I understand that there have been three previous novels in this series - something I did not know to begin with. Though it offered a somewhat cryptic 'An Addison Lockhart Ghost Mystery' on the cover, there was nothing to indicate where this was in the series. Maybe there were such powers mentioned in earlier books, but there was nothing to indicate it here. The series has four books (as of this volume) and all of them have the same tedious title format: (insert pretentious name here) Manor Haunting. Yawn. I think it's bad manners to have so many haunted manors.
But seriously? Addison is presented very much as an amateur just dipping her toes into the supernatural world, yet she chants a few ridiculous rhyming words and suddenly she's an owl? I've never respected the sort of magic or witchcraft that has a rhyme that makes magic happen any more than I respected the Harry Potter nonsense that one or two words in Latin made magic happen. The short-sightedness in writers who take these simplistic approaches is disturbing, because it destroys their world.

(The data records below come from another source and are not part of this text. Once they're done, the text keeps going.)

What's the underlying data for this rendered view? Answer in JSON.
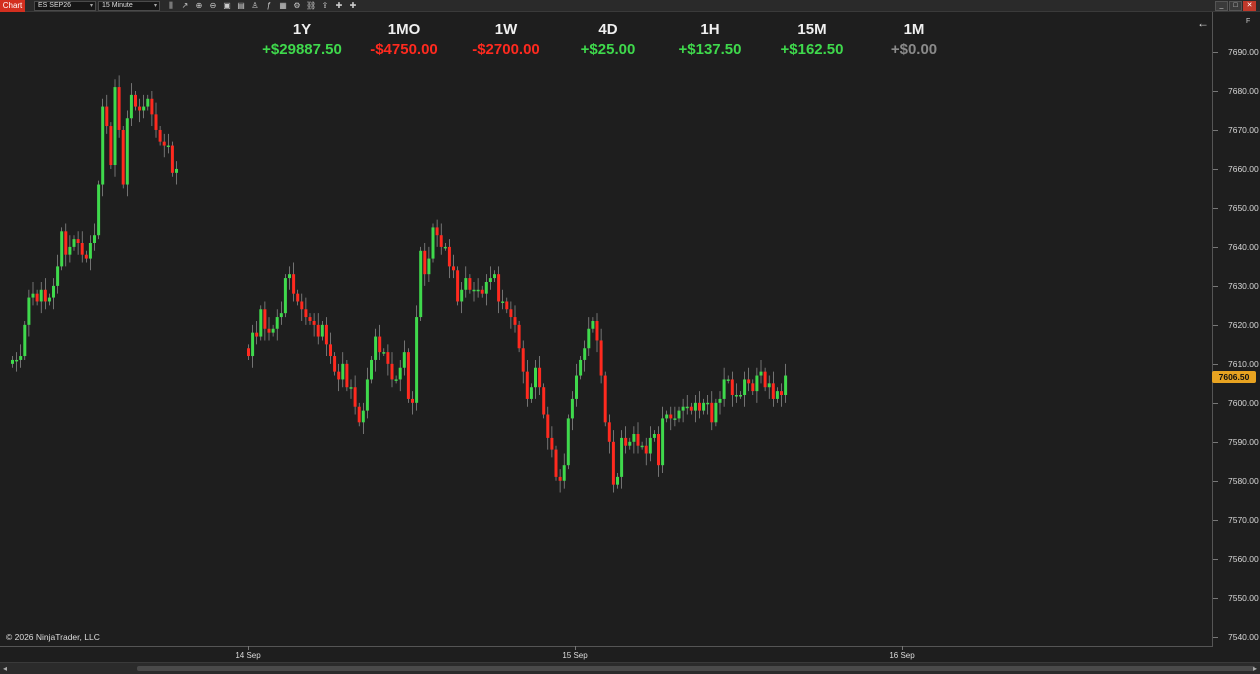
{
  "toolbar": {
    "chart_tab": "Chart",
    "instrument": "ES SEP26",
    "interval": "15 Minute",
    "icons": [
      "bar-type-icon",
      "draw-line-icon",
      "zoom-in-icon",
      "zoom-out-icon",
      "data-box-icon",
      "bar-style-icon",
      "strategies-icon",
      "indicators-icon",
      "templates-icon",
      "properties-icon",
      "attach-icon",
      "share-icon",
      "pin-icon",
      "pin-icon"
    ],
    "window_buttons": {
      "minimize": "_",
      "maximize": "□",
      "close": "✕"
    }
  },
  "performance": [
    {
      "label": "1Y",
      "value": "+$29887.50",
      "color": "#3fd94c"
    },
    {
      "label": "1MO",
      "value": "-$4750.00",
      "color": "#ff2a1f"
    },
    {
      "label": "1W",
      "value": "-$2700.00",
      "color": "#ff2a1f"
    },
    {
      "label": "4D",
      "value": "+$25.00",
      "color": "#3fd94c"
    },
    {
      "label": "1H",
      "value": "+$137.50",
      "color": "#3fd94c"
    },
    {
      "label": "15M",
      "value": "+$162.50",
      "color": "#3fd94c"
    },
    {
      "label": "1M",
      "value": "+$0.00",
      "color": "#8a8a8a"
    }
  ],
  "price_axis": {
    "labels": [
      "7690.00",
      "7680.00",
      "7670.00",
      "7660.00",
      "7650.00",
      "7640.00",
      "7630.00",
      "7620.00",
      "7610.00",
      "7600.00",
      "7590.00",
      "7580.00",
      "7570.00",
      "7560.00",
      "7550.00",
      "7540.00"
    ],
    "last_price": "7606.50",
    "last_price_color": "#e8a321",
    "nav_icon": "back-arrow-icon",
    "corner_label": "F"
  },
  "time_axis": {
    "labels": [
      "14 Sep",
      "15 Sep",
      "16 Sep"
    ]
  },
  "copyright": "© 2026 NinjaTrader, LLC",
  "colors": {
    "up": "#3fd94c",
    "down": "#ff2a1f",
    "wick": "#aaaaaa"
  },
  "chart_data": {
    "type": "candlestick",
    "instrument": "ES SEP26",
    "interval": "15 Minute",
    "y_range": [
      7535,
      7695
    ],
    "segments": [
      {
        "start_time_x": 0.0,
        "closes": [
          7611,
          7611,
          7612,
          7620,
          7627,
          7628,
          7626,
          7629,
          7626,
          7627,
          7630,
          7635,
          7644,
          7638,
          7640,
          7642,
          7641,
          7638,
          7637,
          7641,
          7643,
          7656,
          7676,
          7671,
          7661,
          7681,
          7670,
          7656,
          7673,
          7679,
          7676,
          7675,
          7676,
          7678,
          7674,
          7670,
          7667,
          7666,
          7666,
          7659,
          7660
        ]
      },
      {
        "start_time_x": 1.0,
        "closes": [
          7612,
          7618,
          7617,
          7624,
          7619,
          7618,
          7619,
          7622,
          7623,
          7632,
          7633,
          7628,
          7626,
          7624,
          7622,
          7621,
          7620,
          7617,
          7620,
          7615,
          7612,
          7608,
          7606,
          7610,
          7604,
          7604,
          7599,
          7595,
          7598,
          7606,
          7611,
          7617,
          7613,
          7613,
          7610,
          7606,
          7606,
          7609,
          7613,
          7601,
          7600,
          7622,
          7639,
          7633,
          7637,
          7645,
          7643,
          7640,
          7640,
          7635,
          7634,
          7626,
          7629,
          7632,
          7629,
          7629,
          7629,
          7628,
          7631,
          7632,
          7633,
          7626,
          7626,
          7624,
          7622,
          7620,
          7614,
          7608,
          7601,
          7604,
          7609,
          7604,
          7597,
          7591,
          7588,
          7581,
          7580,
          7584,
          7596,
          7601,
          7607,
          7611,
          7614,
          7619,
          7621,
          7616,
          7607,
          7595,
          7590,
          7579,
          7581,
          7591,
          7589,
          7590,
          7592,
          7589,
          7589,
          7587,
          7591,
          7592,
          7584,
          7596,
          7597,
          7596,
          7596,
          7598,
          7599,
          7599,
          7598,
          7600,
          7598,
          7600,
          7600,
          7595,
          7600,
          7601,
          7606,
          7606,
          7602,
          7602,
          7602,
          7606,
          7605,
          7603,
          7607,
          7608,
          7604,
          7605,
          7601,
          7603,
          7602,
          7607
        ]
      }
    ],
    "last_price": 7606.5
  }
}
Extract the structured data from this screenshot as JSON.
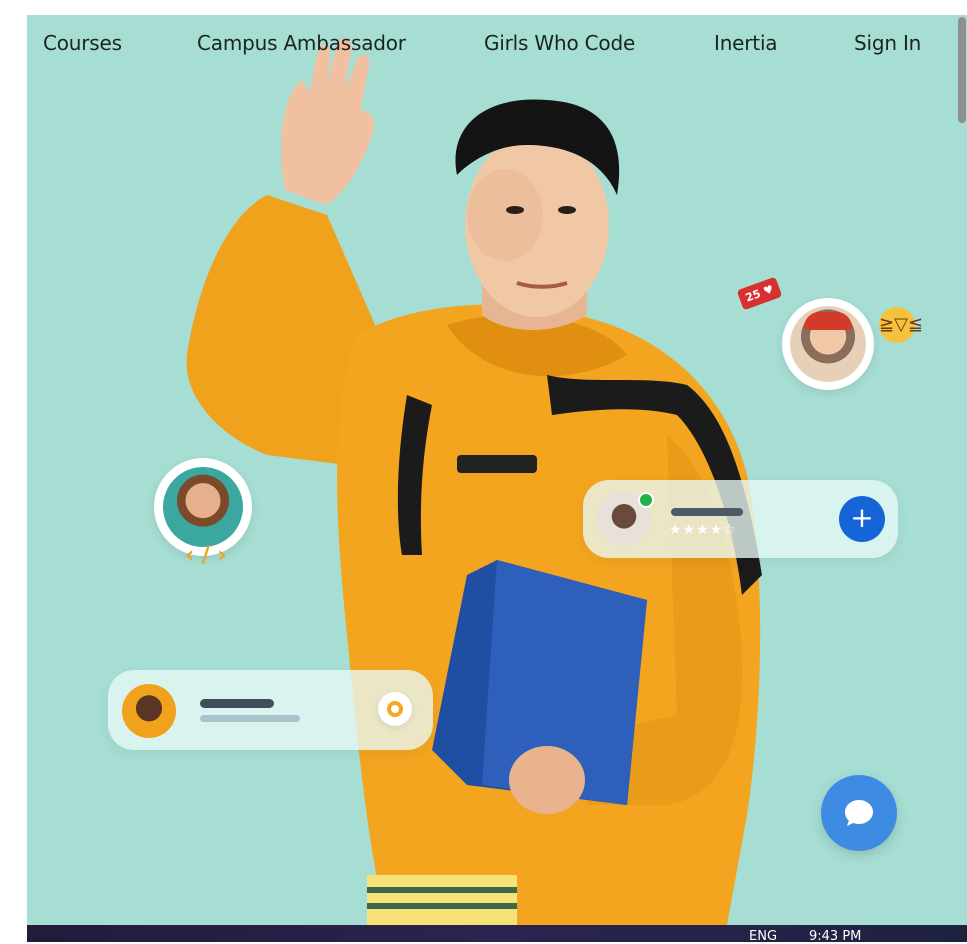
{
  "nav": {
    "items": [
      "Courses",
      "Campus Ambassador",
      "Girls Who Code",
      "Inertia",
      "Sign In"
    ]
  },
  "cards": {
    "notification_count": "25",
    "rating_stars": "★★★★☆",
    "plus_label": "+"
  },
  "taskbar": {
    "language": "ENG",
    "time": "9:43 PM"
  },
  "colors": {
    "background": "#a6ded4",
    "hoodie": "#f0a21c",
    "accent_blue": "#1565d8",
    "chat_blue": "#3d8be2"
  },
  "icons": {
    "chat": "chat-bubble-icon",
    "plus": "plus-icon",
    "heart": "heart-icon",
    "emoji": "laughing-emoji-icon",
    "online": "online-status-dot"
  }
}
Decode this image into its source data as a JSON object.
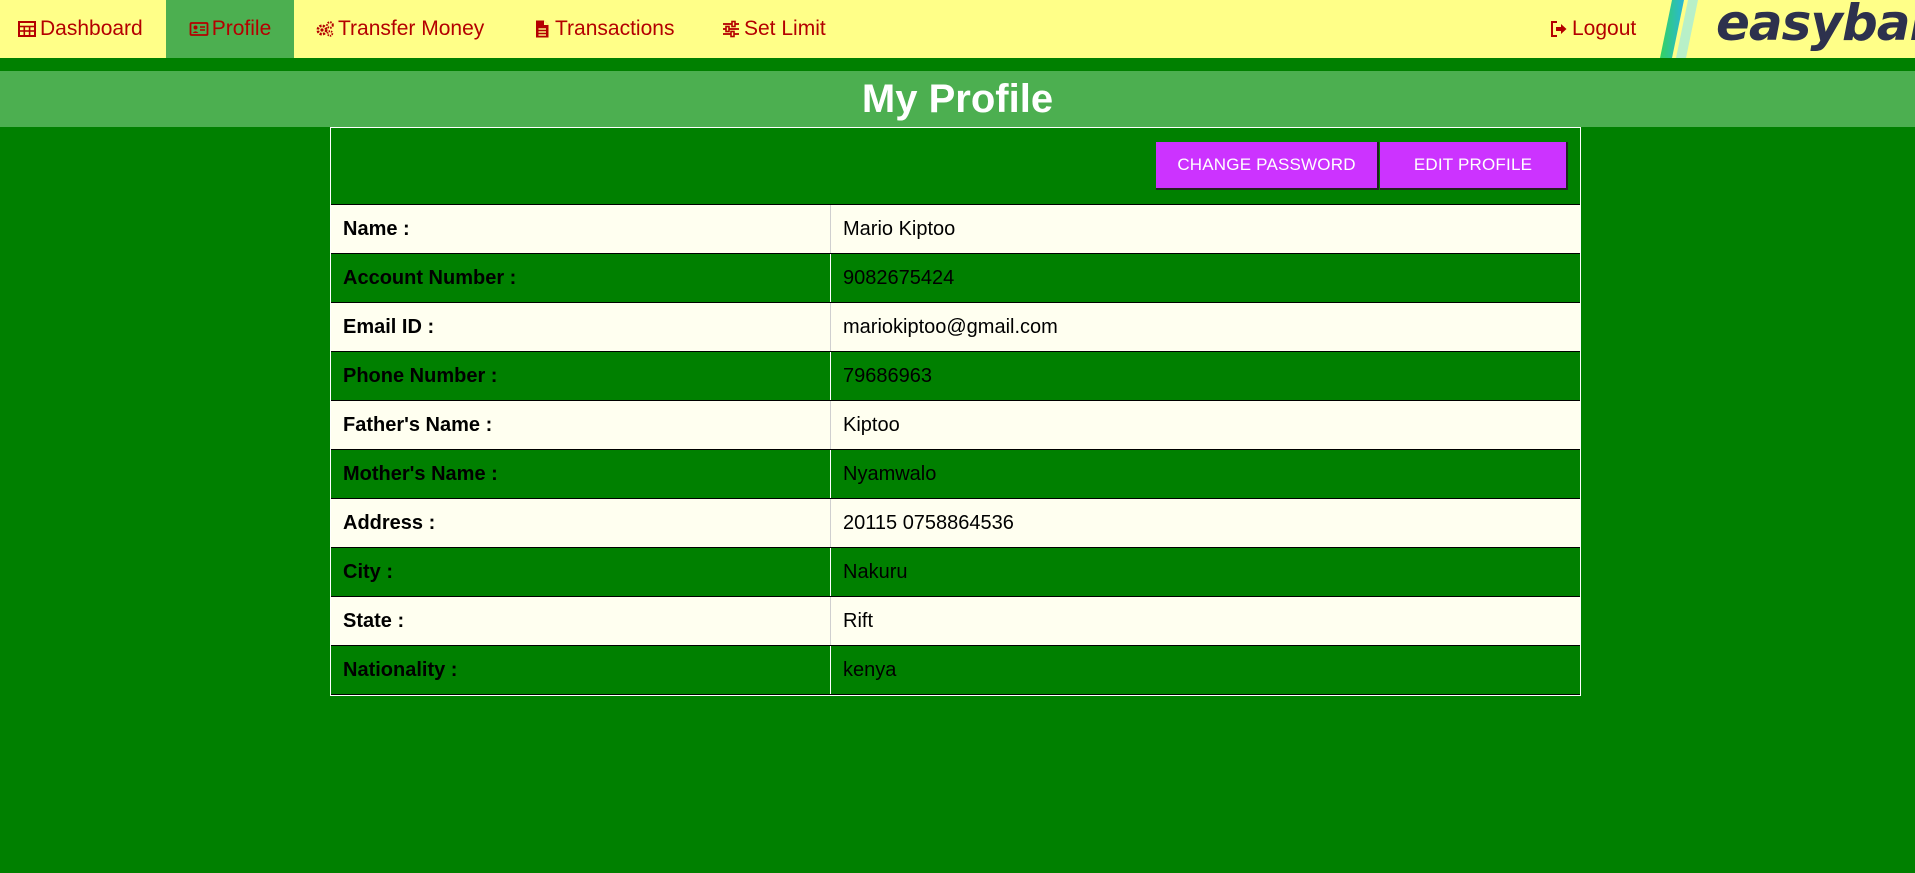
{
  "nav": {
    "items": [
      {
        "label": "Dashboard",
        "icon": "table-icon"
      },
      {
        "label": "Profile",
        "icon": "id-card-icon"
      },
      {
        "label": "Transfer Money",
        "icon": "gears-icon"
      },
      {
        "label": "Transactions",
        "icon": "file-text-icon"
      },
      {
        "label": "Set Limit",
        "icon": "sliders-icon"
      }
    ],
    "logout_label": "Logout",
    "active": "Profile"
  },
  "logo": {
    "text": "easybank"
  },
  "page_title": "My Profile",
  "actions": {
    "change_password": "CHANGE PASSWORD",
    "edit_profile": "EDIT PROFILE"
  },
  "profile": {
    "rows": [
      {
        "label": "Name :",
        "value": "Mario Kiptoo"
      },
      {
        "label": "Account Number :",
        "value": "9082675424"
      },
      {
        "label": "Email ID :",
        "value": "mariokiptoo@gmail.com"
      },
      {
        "label": "Phone Number :",
        "value": "79686963"
      },
      {
        "label": "Father's Name :",
        "value": "Kiptoo"
      },
      {
        "label": "Mother's Name :",
        "value": "Nyamwalo"
      },
      {
        "label": "Address :",
        "value": "20115 0758864536"
      },
      {
        "label": "City :",
        "value": "Nakuru"
      },
      {
        "label": "State :",
        "value": "Rift"
      },
      {
        "label": "Nationality :",
        "value": "kenya"
      }
    ]
  },
  "colors": {
    "nav_bg": "#ffff88",
    "nav_text": "#b40000",
    "active_tab": "#4caf50",
    "page_bg": "#008000",
    "button_bg": "#cc33ff",
    "row_light": "#fffff0"
  }
}
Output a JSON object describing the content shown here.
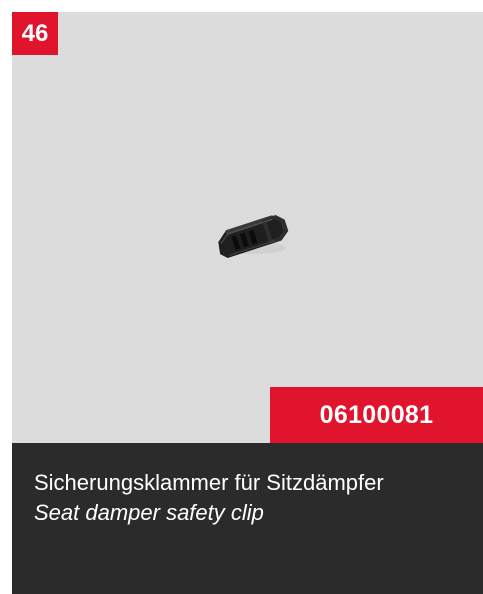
{
  "card": {
    "item_number": "46",
    "part_number": "06100081",
    "title_de": "Sicherungsklammer für Sitzdämpfer",
    "title_en": "Seat damper safety clip",
    "image": {
      "icon": "safety-clip-image"
    }
  },
  "colors": {
    "accent": "#e1142d",
    "image_background": "#dcdcdc",
    "text_panel_background": "#2b2b2b",
    "text": "#ffffff"
  }
}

I mean, if you have to use Latin to make magic happen, what does that mean? That magic began with the Roman empire? There was none before then, and no one else outside that world had magic or could do it because they'd never heard of Latin? Or that English rhymes make magic happen so no one who doesn't speak English can be a magician - and there was no magic before English was spoken? I'm sorry, but it's shallow, unimaginative bullshit, and not even fit for middle-grade stories let alone mature ones. Writers need to do better than that.
Addison showed how dumb she was in other ways too. For example, she demonstrates at one point that she can pull this young child who died in a car accident into her presence just by calling her name, yet the real mystery she's trying to solve involves a different girl whose name she also knows. What she doesn't know is the name of the guy who murdered her. So why not call that girl's name out and pull her into the sight and simply ask her who murdered her? Apparently Addison is far too stupid to think of that. This is why these witch detective stories are non-starters for me. If you have magic, you can solve any crime, period. Either that or your magic is garbage and not worth having if you can't simply whip-up a spell to identify the culprit. If you can do so, of course, then there's no mystery so you're beaten either way.
This leads to the same sorts of ridiculous and arbitrary excuses that bad writers make in time travel stories and movies: you can't go back and undo something that went wrong because there are "rules" that prevent you! LOL! They had a time-turner in Harry Potter for example, yet no one ever thought of going back to ambush Voldemort right before his reign of terror began? Another time-travel joke is that you can't let yourself be seen by yourself, yet in the same movie, Harry does indeed see himself and nothing bad happens. Another is that you can't go back over your own timeline because it will mess things up. Why? It's absurd. The same thing applies here in this story although there are no explicit rules laid down - just absurdities caused by poor and lazy writing and with very little forethought employed. I can't commend this shoddy work.